Government Led Construction Spending in Recessions
Spokesmen for the White House have been very public on what they believe should be the primary impetus of any stimulus spending. In an interview on Fox Business News trade advisor, Navarro said a “key thrust” to the stimulus bill should focus on manufacturing jobs. He followed this by highlighting an underlying theme of “Buy American” “Hire American” and “Make it in the USA.” The strategy would be to remake and improve on what we had before the lockdown. Although the service sector could benefit from more direct attention, the plan more likely would support manufacturing jobs. These jobs would then be expected to have a ripple effect creating more service sector demand. When asked for specific incentives to be included, Navarro said, the bill will be designed to create demand for more investment in the U.S. A payroll tax cut is also viewed as a “critical” part of the plan. The White House views this as critical to create the appropriate incentives for employers to keep workers working.” It also serves as a take-home “pay raise” for workers.

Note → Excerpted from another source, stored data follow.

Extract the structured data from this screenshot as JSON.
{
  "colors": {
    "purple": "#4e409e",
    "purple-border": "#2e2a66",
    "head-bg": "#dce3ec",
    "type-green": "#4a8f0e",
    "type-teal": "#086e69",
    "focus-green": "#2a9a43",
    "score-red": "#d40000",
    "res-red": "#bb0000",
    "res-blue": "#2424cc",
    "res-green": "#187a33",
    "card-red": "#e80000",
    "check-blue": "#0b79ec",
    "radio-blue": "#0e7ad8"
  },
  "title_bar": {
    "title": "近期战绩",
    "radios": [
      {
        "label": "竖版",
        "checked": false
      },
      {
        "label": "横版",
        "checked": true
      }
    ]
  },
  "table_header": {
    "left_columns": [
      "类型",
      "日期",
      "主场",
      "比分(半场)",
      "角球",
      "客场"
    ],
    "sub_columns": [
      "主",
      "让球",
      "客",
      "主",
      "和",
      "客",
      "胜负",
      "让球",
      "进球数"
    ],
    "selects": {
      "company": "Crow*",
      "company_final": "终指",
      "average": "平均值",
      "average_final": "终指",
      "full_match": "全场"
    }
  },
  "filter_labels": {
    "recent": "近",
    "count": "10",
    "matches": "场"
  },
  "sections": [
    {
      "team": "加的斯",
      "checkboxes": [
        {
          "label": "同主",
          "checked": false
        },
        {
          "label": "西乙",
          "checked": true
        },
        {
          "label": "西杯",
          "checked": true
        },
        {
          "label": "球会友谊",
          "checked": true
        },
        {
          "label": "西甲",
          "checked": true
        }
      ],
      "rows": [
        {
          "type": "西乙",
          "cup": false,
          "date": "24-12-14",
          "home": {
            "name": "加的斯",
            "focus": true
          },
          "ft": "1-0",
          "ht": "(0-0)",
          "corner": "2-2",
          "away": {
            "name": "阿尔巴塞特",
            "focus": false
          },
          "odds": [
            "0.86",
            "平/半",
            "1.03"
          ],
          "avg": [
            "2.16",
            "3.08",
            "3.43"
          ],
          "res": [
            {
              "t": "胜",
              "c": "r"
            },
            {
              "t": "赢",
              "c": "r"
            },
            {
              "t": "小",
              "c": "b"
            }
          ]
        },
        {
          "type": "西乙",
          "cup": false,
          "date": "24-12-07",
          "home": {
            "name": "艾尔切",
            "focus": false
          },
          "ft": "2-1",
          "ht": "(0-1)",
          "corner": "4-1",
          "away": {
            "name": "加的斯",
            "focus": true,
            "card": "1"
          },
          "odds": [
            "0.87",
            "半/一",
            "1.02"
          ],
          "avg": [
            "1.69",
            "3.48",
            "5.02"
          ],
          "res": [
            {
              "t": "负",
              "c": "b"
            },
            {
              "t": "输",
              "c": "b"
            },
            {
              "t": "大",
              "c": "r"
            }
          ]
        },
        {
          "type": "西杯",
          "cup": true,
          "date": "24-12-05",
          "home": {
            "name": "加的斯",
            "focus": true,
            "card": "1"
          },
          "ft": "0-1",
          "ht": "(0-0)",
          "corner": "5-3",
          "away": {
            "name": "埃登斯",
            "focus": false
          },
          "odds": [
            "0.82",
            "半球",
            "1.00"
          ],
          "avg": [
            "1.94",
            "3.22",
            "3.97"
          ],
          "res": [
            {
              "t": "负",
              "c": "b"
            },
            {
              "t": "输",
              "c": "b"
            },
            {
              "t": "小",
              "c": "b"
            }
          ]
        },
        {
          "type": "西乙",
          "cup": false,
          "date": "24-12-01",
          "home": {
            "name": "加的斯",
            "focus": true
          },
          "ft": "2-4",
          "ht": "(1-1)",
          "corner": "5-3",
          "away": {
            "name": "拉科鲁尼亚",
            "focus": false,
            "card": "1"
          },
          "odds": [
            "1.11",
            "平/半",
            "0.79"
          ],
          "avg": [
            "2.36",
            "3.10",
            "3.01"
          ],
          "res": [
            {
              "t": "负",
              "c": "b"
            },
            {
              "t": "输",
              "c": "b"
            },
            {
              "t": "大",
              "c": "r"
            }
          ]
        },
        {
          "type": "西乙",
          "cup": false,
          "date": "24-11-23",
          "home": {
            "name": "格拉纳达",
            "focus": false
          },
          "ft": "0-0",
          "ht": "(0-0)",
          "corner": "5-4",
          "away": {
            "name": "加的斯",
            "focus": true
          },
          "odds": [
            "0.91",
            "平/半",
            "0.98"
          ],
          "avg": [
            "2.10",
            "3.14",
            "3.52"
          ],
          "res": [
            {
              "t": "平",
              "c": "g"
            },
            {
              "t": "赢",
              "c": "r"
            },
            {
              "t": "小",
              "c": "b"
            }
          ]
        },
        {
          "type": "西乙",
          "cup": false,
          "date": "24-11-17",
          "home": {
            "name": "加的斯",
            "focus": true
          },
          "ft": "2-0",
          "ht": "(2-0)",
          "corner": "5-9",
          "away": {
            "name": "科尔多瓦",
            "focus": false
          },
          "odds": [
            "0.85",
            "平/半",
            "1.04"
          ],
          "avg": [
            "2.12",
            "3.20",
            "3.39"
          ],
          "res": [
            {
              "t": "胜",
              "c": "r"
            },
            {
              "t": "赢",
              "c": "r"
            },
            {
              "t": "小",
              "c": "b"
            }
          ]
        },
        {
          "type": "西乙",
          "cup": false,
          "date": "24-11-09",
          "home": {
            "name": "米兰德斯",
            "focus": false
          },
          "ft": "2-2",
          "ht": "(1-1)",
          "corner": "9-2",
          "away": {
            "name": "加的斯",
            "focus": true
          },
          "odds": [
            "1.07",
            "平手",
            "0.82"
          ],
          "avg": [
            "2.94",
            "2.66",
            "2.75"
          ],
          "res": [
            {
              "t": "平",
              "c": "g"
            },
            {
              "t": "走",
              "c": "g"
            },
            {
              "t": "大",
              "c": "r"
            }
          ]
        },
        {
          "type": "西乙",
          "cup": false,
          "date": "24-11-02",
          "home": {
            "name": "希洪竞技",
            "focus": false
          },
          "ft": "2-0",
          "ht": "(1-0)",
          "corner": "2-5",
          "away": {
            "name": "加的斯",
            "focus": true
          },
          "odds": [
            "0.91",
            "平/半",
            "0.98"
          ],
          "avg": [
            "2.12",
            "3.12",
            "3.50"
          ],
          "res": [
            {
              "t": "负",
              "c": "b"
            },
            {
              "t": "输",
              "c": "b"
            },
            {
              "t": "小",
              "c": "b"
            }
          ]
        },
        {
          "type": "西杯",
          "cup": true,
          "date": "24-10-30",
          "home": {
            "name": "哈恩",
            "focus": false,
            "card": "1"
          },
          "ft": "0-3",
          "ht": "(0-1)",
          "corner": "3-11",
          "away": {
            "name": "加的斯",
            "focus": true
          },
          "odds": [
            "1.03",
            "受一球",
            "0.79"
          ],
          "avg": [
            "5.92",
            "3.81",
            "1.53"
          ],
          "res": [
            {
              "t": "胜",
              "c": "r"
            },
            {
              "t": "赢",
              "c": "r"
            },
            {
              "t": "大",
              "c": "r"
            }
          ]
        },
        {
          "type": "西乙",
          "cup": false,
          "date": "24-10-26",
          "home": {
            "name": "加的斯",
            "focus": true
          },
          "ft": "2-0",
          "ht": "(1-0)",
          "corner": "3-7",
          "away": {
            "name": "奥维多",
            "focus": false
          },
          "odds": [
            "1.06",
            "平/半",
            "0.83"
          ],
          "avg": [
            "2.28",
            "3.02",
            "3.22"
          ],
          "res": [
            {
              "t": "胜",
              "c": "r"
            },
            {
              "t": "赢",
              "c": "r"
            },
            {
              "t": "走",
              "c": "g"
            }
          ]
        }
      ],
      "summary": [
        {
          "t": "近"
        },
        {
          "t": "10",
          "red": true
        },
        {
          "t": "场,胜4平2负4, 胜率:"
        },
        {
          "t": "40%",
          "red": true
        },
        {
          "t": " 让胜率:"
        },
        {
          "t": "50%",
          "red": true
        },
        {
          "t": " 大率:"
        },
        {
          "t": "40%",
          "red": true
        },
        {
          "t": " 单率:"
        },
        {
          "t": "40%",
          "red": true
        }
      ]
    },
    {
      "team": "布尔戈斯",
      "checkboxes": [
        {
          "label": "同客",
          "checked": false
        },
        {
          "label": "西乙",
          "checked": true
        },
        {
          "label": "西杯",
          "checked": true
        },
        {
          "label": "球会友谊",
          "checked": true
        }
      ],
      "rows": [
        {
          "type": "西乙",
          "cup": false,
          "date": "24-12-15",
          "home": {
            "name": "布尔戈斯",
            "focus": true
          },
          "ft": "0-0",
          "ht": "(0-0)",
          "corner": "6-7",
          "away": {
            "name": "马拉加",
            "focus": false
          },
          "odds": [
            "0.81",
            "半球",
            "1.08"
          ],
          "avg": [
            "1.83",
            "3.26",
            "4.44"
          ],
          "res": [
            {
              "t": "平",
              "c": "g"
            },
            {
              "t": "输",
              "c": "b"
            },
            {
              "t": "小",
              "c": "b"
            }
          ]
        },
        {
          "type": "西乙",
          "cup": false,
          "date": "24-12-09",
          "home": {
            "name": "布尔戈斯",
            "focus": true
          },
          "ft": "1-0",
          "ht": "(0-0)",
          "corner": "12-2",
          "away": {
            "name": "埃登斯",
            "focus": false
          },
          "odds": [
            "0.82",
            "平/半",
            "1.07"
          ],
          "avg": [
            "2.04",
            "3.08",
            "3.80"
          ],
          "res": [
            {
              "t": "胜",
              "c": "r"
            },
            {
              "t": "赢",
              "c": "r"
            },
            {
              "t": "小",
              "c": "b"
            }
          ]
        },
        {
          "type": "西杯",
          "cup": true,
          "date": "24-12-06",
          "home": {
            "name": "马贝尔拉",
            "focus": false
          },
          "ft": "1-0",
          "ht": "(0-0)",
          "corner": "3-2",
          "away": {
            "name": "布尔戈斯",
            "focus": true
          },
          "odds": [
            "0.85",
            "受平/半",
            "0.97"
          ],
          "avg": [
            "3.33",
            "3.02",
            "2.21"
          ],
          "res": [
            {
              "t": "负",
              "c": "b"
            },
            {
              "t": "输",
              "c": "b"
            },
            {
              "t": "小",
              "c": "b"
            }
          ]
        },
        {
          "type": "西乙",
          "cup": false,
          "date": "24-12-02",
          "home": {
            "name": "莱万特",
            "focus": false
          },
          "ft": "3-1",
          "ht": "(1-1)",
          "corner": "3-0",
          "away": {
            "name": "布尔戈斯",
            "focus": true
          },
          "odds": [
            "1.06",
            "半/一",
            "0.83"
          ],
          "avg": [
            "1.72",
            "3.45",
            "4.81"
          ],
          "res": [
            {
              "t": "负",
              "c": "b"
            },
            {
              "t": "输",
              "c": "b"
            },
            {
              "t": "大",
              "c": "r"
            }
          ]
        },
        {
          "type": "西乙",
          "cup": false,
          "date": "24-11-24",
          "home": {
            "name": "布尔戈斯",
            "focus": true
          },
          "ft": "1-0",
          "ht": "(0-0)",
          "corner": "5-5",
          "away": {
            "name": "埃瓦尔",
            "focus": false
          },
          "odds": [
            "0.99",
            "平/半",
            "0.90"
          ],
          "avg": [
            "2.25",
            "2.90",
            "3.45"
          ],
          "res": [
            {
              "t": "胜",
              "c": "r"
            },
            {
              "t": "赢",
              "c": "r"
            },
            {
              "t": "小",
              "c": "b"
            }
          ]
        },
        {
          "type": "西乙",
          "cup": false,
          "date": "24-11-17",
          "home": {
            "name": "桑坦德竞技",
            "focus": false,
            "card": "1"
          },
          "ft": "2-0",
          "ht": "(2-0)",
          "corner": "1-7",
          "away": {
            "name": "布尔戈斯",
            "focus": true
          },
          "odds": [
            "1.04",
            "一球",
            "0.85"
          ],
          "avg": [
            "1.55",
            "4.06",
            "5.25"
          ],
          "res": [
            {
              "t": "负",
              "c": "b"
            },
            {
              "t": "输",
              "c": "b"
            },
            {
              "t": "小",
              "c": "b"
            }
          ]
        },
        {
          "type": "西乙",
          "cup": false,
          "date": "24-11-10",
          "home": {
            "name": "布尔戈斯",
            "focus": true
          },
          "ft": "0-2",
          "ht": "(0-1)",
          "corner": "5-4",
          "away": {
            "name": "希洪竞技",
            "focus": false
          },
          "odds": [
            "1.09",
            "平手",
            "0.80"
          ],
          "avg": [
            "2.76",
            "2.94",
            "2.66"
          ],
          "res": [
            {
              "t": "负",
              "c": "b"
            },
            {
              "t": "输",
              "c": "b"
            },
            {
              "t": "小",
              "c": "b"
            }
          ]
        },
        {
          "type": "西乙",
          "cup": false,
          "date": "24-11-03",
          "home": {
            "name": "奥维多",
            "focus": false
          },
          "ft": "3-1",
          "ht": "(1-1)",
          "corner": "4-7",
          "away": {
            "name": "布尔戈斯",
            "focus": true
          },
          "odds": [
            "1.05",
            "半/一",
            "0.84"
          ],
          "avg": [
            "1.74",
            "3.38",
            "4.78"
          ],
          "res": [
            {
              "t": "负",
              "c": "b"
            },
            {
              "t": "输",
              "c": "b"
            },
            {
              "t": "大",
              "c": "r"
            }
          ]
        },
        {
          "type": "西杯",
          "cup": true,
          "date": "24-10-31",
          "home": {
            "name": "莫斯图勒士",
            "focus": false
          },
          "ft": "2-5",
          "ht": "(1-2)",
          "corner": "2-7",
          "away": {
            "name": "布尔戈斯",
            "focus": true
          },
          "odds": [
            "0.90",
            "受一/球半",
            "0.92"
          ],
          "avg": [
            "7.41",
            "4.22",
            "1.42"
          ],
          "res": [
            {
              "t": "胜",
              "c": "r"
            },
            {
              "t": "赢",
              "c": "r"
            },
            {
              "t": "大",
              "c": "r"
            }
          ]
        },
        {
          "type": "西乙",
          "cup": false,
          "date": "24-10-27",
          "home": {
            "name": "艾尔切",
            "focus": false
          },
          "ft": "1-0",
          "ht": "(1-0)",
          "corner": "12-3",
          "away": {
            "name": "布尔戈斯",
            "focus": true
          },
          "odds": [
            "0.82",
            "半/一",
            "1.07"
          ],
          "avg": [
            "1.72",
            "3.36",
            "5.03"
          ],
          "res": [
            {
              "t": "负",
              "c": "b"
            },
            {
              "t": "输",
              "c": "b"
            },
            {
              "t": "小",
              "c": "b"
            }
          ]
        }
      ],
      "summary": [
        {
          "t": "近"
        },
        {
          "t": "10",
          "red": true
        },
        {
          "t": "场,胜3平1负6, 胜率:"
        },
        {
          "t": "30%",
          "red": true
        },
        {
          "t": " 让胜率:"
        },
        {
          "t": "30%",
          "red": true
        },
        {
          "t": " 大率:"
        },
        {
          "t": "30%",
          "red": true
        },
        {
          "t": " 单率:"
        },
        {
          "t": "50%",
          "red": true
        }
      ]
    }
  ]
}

What could tax cuts, deregulation, cheap energy, and beneficial trade deals mean for business? As mentioned, it would help rebuild the country’s manufacturing base. There is a particular focus on domestic production of pharmaceuticals, medical supplies, and equipment. The demand-driven growth could positively impact new tech, including biotech and what Navarro called the “SpaceX economy.” Other beneficiaries could be raw material providers and producers of infrastructure development, including electricity providers. Some of the expectations may already be reflected in equity prices.
Companies with high payrolls doing business in the USA will immediately see reduced costs. Investors should not just look for where revenues will be increased, as cost reduction immediately adds to income statement bottom lines. Government contractors should be busier with projects as diverse as drinking water, roadway construction, border barriers, waterway maintenance such as dredging, bridges, etc.
If stimulus checks are part of an approved plan, this could have a positive impact on discount brokers. After the last round of government checks, there was an increase in the newer breed of app-based traders. Additional funds in their accounts add to the bottom line of no cost per trade brokers that make money off the spread between what they earn on the balances and their cost. Additionally, household name stocks with per-share price equal to or less than the cost of a large coffee at Starbucks may also rise as these securities get more attention from investors on these apps.
Change brings opportunity. Determining what that change will be and how it will impact industries and businesses is how uncommon returns are made. Within political bargaining, there’s universal support for infrastructure projects as a way to update the old and take a giant step forward with the new. This explains why metals such as copper have experienced a strong rebound. The pandemic demonstrated the need to manufacture medicine and equipment within the U.S. Domestic pharmaceutical companies could continue to gain more investor attention. The attention from “app-traders” to low priced stocks, both those that were giants and have been beaten down, and small and micro-cap stocks that could be on their way to becoming giants, will continue to create runaway opportunities that can no longer be ignored by mainstream investors.